ダマスカスとアレッポでゲリラ戦が継続

2012.8.25


 BBCによれば、戦いはアレッポとダマスカスで続いています。

 反政府派は戦車に支援された政府軍が金曜日午後に南西部の郊外、ダレイヤ地区(Darayya・kmzファイルはこちら)に入り、中心部にあるアル・サウラ通り(al-Thawra Street)で見られたといいました。「反政府派はほとんどが脱出しました。いま恐れているのは、ムアドハミヤ(Muadhamiya)のように、政府軍が若い男たちを一斉検挙して、即座に処刑することです」と反政府派アブ・キナン(Abu Kinan)は言いました。ムアドハミヤでは約40人の男が至近距離から撃たれた男が政府軍が引き揚げた後で建物の中から見つかったと報告されました。初期に、政府軍はダレイヤを攻撃するために、近くのタラット・カウカバ軍事基地(Talat Qawqaba military base)の多連装ロケットランチャーとメッツェ軍用飛行場(Mezzeh military airport・kmzファイルはこちら)の大砲を用いました。数日間砲撃を行い、その後で地上部隊が掃討して、反政府派を一掃しようとしました。しかし、反政府派は古典的なゲリラ戦術を用いており、打ち破ることを難しくしています。反政府派は72時間以内に少なくとも70人がダレイヤで死んだと言いました。彼らの大半は民間人でした。

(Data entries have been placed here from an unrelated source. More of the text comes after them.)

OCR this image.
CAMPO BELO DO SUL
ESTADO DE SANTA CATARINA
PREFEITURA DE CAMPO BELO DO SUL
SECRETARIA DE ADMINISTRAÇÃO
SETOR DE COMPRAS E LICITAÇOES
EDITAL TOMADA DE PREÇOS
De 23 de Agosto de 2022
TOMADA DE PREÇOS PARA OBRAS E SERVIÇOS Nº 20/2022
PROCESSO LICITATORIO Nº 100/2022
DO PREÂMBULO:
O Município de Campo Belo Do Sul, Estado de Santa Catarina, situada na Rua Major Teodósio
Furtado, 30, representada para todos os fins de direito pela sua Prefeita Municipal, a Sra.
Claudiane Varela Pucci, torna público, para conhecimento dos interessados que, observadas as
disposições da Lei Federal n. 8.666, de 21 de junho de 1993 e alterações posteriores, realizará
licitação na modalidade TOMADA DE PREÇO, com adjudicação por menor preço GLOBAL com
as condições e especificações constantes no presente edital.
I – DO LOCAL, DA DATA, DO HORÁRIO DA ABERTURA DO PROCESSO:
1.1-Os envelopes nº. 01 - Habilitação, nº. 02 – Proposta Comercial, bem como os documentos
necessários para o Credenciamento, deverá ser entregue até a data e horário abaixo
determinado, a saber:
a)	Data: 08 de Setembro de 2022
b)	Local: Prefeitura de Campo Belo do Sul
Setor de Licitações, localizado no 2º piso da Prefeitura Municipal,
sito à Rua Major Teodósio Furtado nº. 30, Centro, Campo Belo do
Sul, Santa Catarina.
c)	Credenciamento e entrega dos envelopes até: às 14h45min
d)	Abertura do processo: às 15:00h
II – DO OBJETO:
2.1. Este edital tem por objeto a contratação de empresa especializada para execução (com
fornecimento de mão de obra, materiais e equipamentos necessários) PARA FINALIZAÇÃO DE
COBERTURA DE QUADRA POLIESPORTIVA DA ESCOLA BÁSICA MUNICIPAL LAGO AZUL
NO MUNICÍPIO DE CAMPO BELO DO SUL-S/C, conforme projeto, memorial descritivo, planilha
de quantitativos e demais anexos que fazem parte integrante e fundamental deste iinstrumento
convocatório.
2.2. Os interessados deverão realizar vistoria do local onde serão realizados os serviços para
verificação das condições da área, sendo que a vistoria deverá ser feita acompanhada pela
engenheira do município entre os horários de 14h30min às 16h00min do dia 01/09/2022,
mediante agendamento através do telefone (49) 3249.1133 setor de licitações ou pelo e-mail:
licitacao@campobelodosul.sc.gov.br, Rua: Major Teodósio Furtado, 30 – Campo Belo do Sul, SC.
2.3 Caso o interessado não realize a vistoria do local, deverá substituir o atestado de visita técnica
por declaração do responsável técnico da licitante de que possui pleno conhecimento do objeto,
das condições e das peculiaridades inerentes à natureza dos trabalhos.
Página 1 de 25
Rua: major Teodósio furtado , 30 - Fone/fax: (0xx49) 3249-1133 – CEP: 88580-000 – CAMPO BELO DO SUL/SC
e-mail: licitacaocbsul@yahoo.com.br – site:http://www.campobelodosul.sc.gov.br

 この記事はシリア内戦の戦況をよく表現しているように思えます。

 下の地図はWikimapiaのダマスカスの地図です。

画像は右クリックで拡大できます。

 黄色のエリアがダレイヤで、その北西に見える滑走路はメッツェ飛行場です。タラット・カウカバ基地の位置は特定できませんが、オレンジ色の部分は陸軍施設を示している点に注意してください。この中にその基地はあるはずですが、ダマスカス南部と西部はこのように大規模な軍事基地地帯となっているのです。これらの基地に軍は孤立していて、ここから出ては反政府派がいる場所を攻撃しているわけです。BBCが報告している戦闘地域の地図と合わせて考えると、戦いの概要が見えてきます。

 シリア軍は依然として強力な戦力を持っていますが、国土全体すべてを占領するまでの力はありません。革命がはじまると、各基地に孤立してしまい、定期的に各地域で掃討作戦を行うしかなく、完全に反政府派を打倒することはできないのです。シリア軍はいつ終わるとも知れない掃討作戦を繰り返しているだけです。

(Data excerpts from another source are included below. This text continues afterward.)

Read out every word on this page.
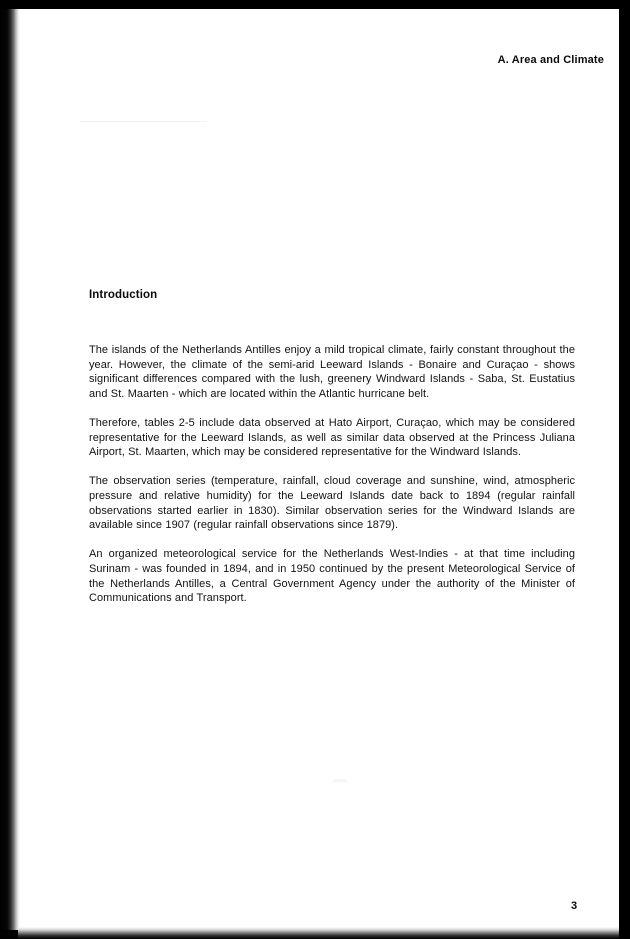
A. Area and Climate
Introduction

The islands of the Netherlands Antilles enjoy a mild tropical climate, fairly constant throughout the year. However, the climate of the semi-arid Leeward Islands - Bonaire and Curaçao - shows significant differences compared with the lush, greenery Windward Islands - Saba, St. Eustatius and St. Maarten - which are located within the Atlantic hurricane belt.

Therefore, tables 2-5 include data observed at Hato Airport, Curaçao, which may be considered representative for the Leeward Islands, as well as similar data observed at the Princess Juliana Airport, St. Maarten, which may be considered representative for the Windward Islands.

The observation series (temperature, rainfall, cloud coverage and sunshine, wind, atmospheric pressure and relative humidity) for the Leeward Islands date back to 1894 (regular rainfall observations started earlier in 1830). Similar observation series for the Windward Islands are available since 1907 (regular rainfall observations since 1879).

An organized meteorological service for the Netherlands West-Indies - at that time including Surinam - was founded in 1894, and in 1950 continued by the present Meteorological Service of the Netherlands Antilles, a Central Government Agency under the authority of the Minister of Communications and Transport.

3
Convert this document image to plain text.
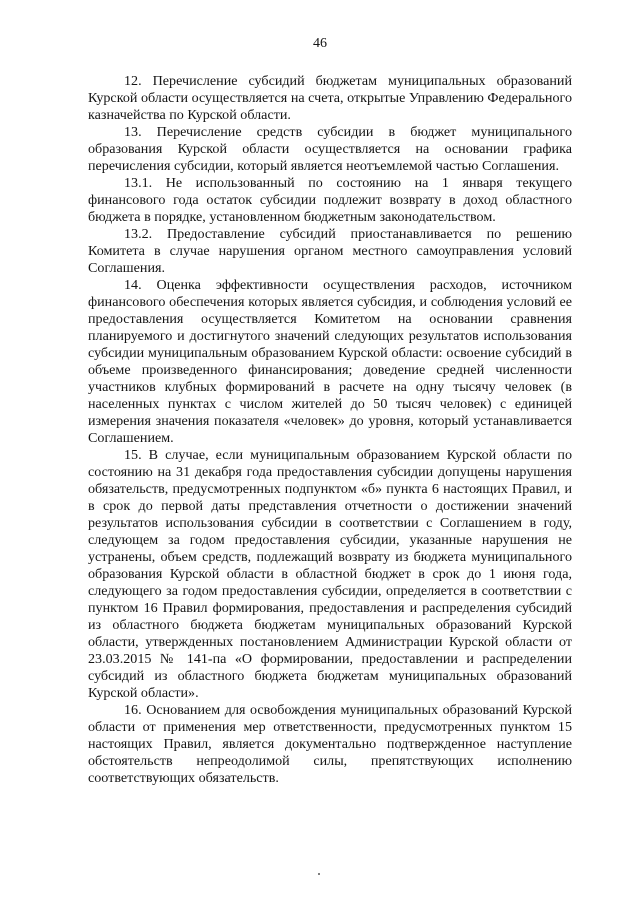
46

12. Перечисление субсидий бюджетам муниципальных образований Курской области осуществляется на счета, открытые Управлению Федерального казначейства по Курской области.

13. Перечисление средств субсидии в бюджет муниципального образования Курской области осуществляется на основании графика перечисления субсидии, который является неотъемлемой частью Соглашения.

13.1. Не использованный по состоянию на 1 января текущего финансового года остаток субсидии подлежит возврату в доход областного бюджета в порядке, установленном бюджетным законодательством.

13.2. Предоставление субсидий приостанавливается по решению Комитета в случае нарушения органом местного самоуправления условий Соглашения.

14. Оценка эффективности осуществления расходов, источником финансового обеспечения которых является субсидия, и соблюдения условий ее предоставления осуществляется Комитетом на основании сравнения планируемого и достигнутого значений следующих результатов использования субсидии муниципальным образованием Курской области: освоение субсидий в объеме произведенного финансирования; доведение средней численности участников клубных формирований в расчете на одну тысячу человек (в населенных пунктах с числом жителей до 50 тысяч человек) с единицей измерения значения показателя «человек» до уровня, который устанавливается Соглашением.

15. В случае, если муниципальным образованием Курской области по состоянию на 31 декабря года предоставления субсидии допущены нарушения обязательств, предусмотренных подпунктом «б» пункта 6 настоящих Правил, и в срок до первой даты представления отчетности о достижении значений результатов использования субсидии в соответствии с Соглашением в году, следующем за годом предоставления субсидии, указанные нарушения не устранены, объем средств, подлежащий возврату из бюджета муниципального образования Курской области в областной бюджет в срок до 1 июня года, следующего за годом предоставления субсидии, определяется в соответствии с пунктом 16 Правил формирования, предоставления и распределения субсидий из областного бюджета бюджетам муниципальных образований Курской области, утвержденных постановлением Администрации Курской области от 23.03.2015 № 141-па «О формировании, предоставлении и распределении субсидий из областного бюджета бюджетам муниципальных образований Курской области».

16. Основанием для освобождения муниципальных образований Курской области от применения мер ответственности, предусмотренных пунктом 15 настоящих Правил, является документально подтвержденное наступление обстоятельств непреодолимой силы, препятствующих исполнению соответствующих обязательств.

 反政府派はシリア軍を打倒しなくても、内乱を長期化することでアサド政権に亀裂を入れ、内外からの圧力により、退陣に追い込むくらいの力は持っています。内乱が続けば為替レートも値下がりし、いずれシリア政府は経済難に陥ることが分かっているからです。

 この方法では政権崩壊には時間がかかります。年内は難しいでしょう。少しでも早く結末を見るためには、難民を支援し、シリア政府に圧力をかけ、反政府派に効果的な武器を供給することです。特に、弾薬庫や補給品の貯蔵庫を破壊することは効果があります。もし1回でもシリア軍が化学兵器を使ったら、NATO軍はそれを口実にこうした施設に対する空爆をはじめるでしょう。補給品がなくなると軍は降参するしかありません。いまのところは、トルコからシリア北部に対して支援を行い、アレッポの支配を確実にしようとしているところです。年内にそれを実現することが目下の目標です。